Preparation and properties of human chorionic gonadotropin antagonist for biological studies: antifertility effects in the female rat

Abstract

We compared the effects of treatment of clinical grade hCG powders with anhydrous HF (hydrogen fluoride) or TFMS (trifluoromethane sulfonic acid). HF treatment yielded stable product (DG-hCG), which had desirable antagonistic activity in mouse Leydig cells. Binding of HF-hCG to ovarian granulosa cell FSH receptors was < 5% as compared to purified ovine FSH. As LH/hCG receptor specificity was not significantly compromised crude hCG could be directly used in obtaining large amounts of the antagonist.
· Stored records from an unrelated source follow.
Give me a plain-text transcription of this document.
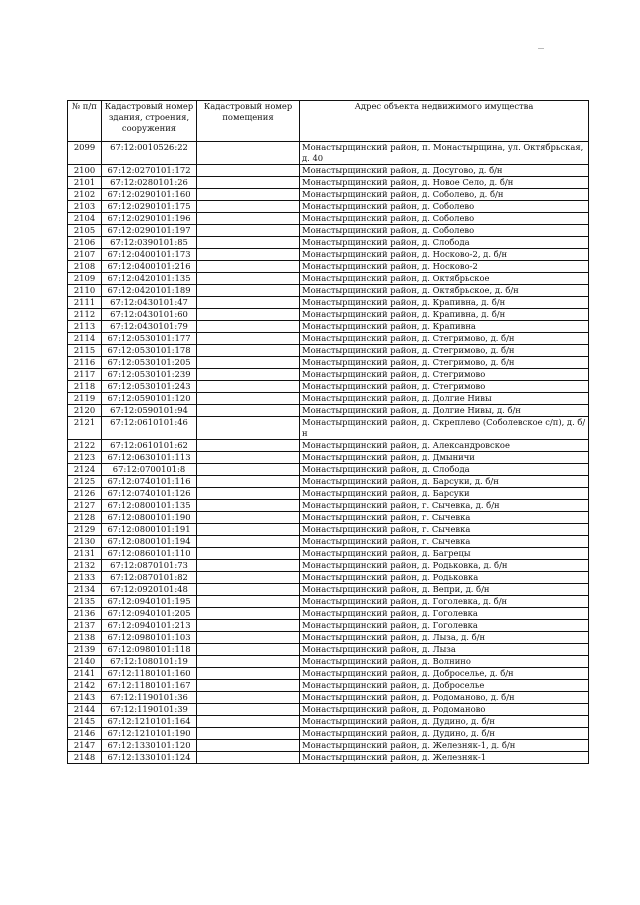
№ п/п	Кадастровый номер здания, строения, сооружения	Кадастровый номер помещения	Адрес объекта недвижимого имущества
2099	67:12:0010526:22		Монастырщинский район, п. Монастырщина, ул. Октябрьская, д. 40
2100	67:12:0270101:172		Монастырщинский район, д. Досугово, д. б/н
2101	67:12:0280101:26		Монастырщинский район, д. Новое Село, д. б/н
2102	67:12:0290101:160		Монастырщинский район, д. Соболево, д. б/н
2103	67:12:0290101:175		Монастырщинский район, д. Соболево
2104	67:12:0290101:196		Монастырщинский район, д. Соболево
2105	67:12:0290101:197		Монастырщинский район, д. Соболево
2106	67:12:0390101:85		Монастырщинский район, д. Слобода
2107	67:12:0400101:173		Монастырщинский район, д. Носково-2, д. б/н
2108	67:12:0400101:216		Монастырщинский район, д. Носково-2
2109	67:12:0420101:135		Монастырщинский район, д. Октябрьское
2110	67:12:0420101:189		Монастырщинский район, д. Октябрьское, д. б/н
2111	67:12:0430101:47		Монастырщинский район, д. Крапивна, д. б/н
2112	67:12:0430101:60		Монастырщинский район, д. Крапивна, д. б/н
2113	67:12:0430101:79		Монастырщинский район, д. Крапивна
2114	67:12:0530101:177		Монастырщинский район, д. Стегримово, д. б/н
2115	67:12:0530101:178		Монастырщинский район, д. Стегримово, д. б/н
2116	67:12:0530101:205		Монастырщинский район, д. Стегримово, д. б/н
2117	67:12:0530101:239		Монастырщинский район, д. Стегримово
2118	67:12:0530101:243		Монастырщинский район, д. Стегримово
2119	67:12:0590101:120		Монастырщинский район, д. Долгие Нивы
2120	67:12:0590101:94		Монастырщинский район, д. Долгие Нивы, д. б/н
2121	67:12:0610101:46		Монастырщинский район, д. Скреплево (Соболевское с/п), д. б/н
2122	67:12:0610101:62		Монастырщинский район, д. Александровское
2123	67:12:0630101:113		Монастырщинский район, д. Дмыничи
2124	67:12:0700101:8		Монастырщинский район, д. Слобода
2125	67:12:0740101:116		Монастырщинский район, д. Барсуки, д. б/н
2126	67:12:0740101:126		Монастырщинский район, д. Барсуки
2127	67:12:0800101:135		Монастырщинский район, г. Сычевка, д. б/н
2128	67:12:0800101:190		Монастырщинский район, г. Сычевка
2129	67:12:0800101:191		Монастырщинский район, г. Сычевка
2130	67:12:0800101:194		Монастырщинский район, г. Сычевка
2131	67:12:0860101:110		Монастырщинский район, д. Багрецы
2132	67:12:0870101:73		Монастырщинский район, д. Родьковка, д. б/н
2133	67:12:0870101:82		Монастырщинский район, д. Родьковка
2134	67:12:0920101:48		Монастырщинский район, д. Вепри, д. б/н
2135	67:12:0940101:195		Монастырщинский район, д. Гоголевка, д. б/н
2136	67:12:0940101:205		Монастырщинский район, д. Гоголевка
2137	67:12:0940101:213		Монастырщинский район, д. Гоголевка
2138	67:12:0980101:103		Монастырщинский район, д. Лыза, д. б/н
2139	67:12:0980101:118		Монастырщинский район, д. Лыза
2140	67:12:1080101:19		Монастырщинский район, д. Волнино
2141	67:12:1180101:160		Монастырщинский район, д. Доброселье, д. б/н
2142	67:12:1180101:167		Монастырщинский район, д. Доброселье
2143	67:12:1190101:36		Монастырщинский район, д. Родомановo, д. б/н
2144	67:12:1190101:39		Монастырщинский район, д. Родоманово
2145	67:12:1210101:164		Монастырщинский район, д. Дудино, д. б/н
2146	67:12:1210101:190		Монастырщинский район, д. Дудино, д. б/н
2147	67:12:1330101:120		Монастырщинский район, д. Железняк-1, д. б/н
2148	67:12:1330101:124		Монастырщинский район, д. Железняк-1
The effects of antagonist (DG-hCG) and agonists crude hCG and purified hCG were evaluated in pregnant rats. When administered between days 1 to 5 of pregnancy, crude DG-hCG inhibited serum progesterone and oestradiol levels and implantation. The effect was dose-dependent. However, both crude hCG and purified hCG elevated progesterone level and partially inhibited implantation (up to about 40%). In the post-implantation period (days 8-11) crude DG-hCG treatment induced abortion due to a decrease in circulating progesterone and oestradiol levels. The agonists, crude hCG and purified hCG, on the other hand, elevated both steroid levels in serum and induced partial termination of pregnancy (up to 50%). During the second half of pregnancy, when luteotropic support of LH becomes unnecessary in the rat, crude DG-hCG (antagonist) had no effect on parturition. However, crude or purified hCG caused delay in parturition by sustaining high level of progesterone in circulation. Our data demonstrate that the antifertility effects of crude DG-hCG are more potent and consistent than the administration of either crude or purified hCG in the pregnant rat.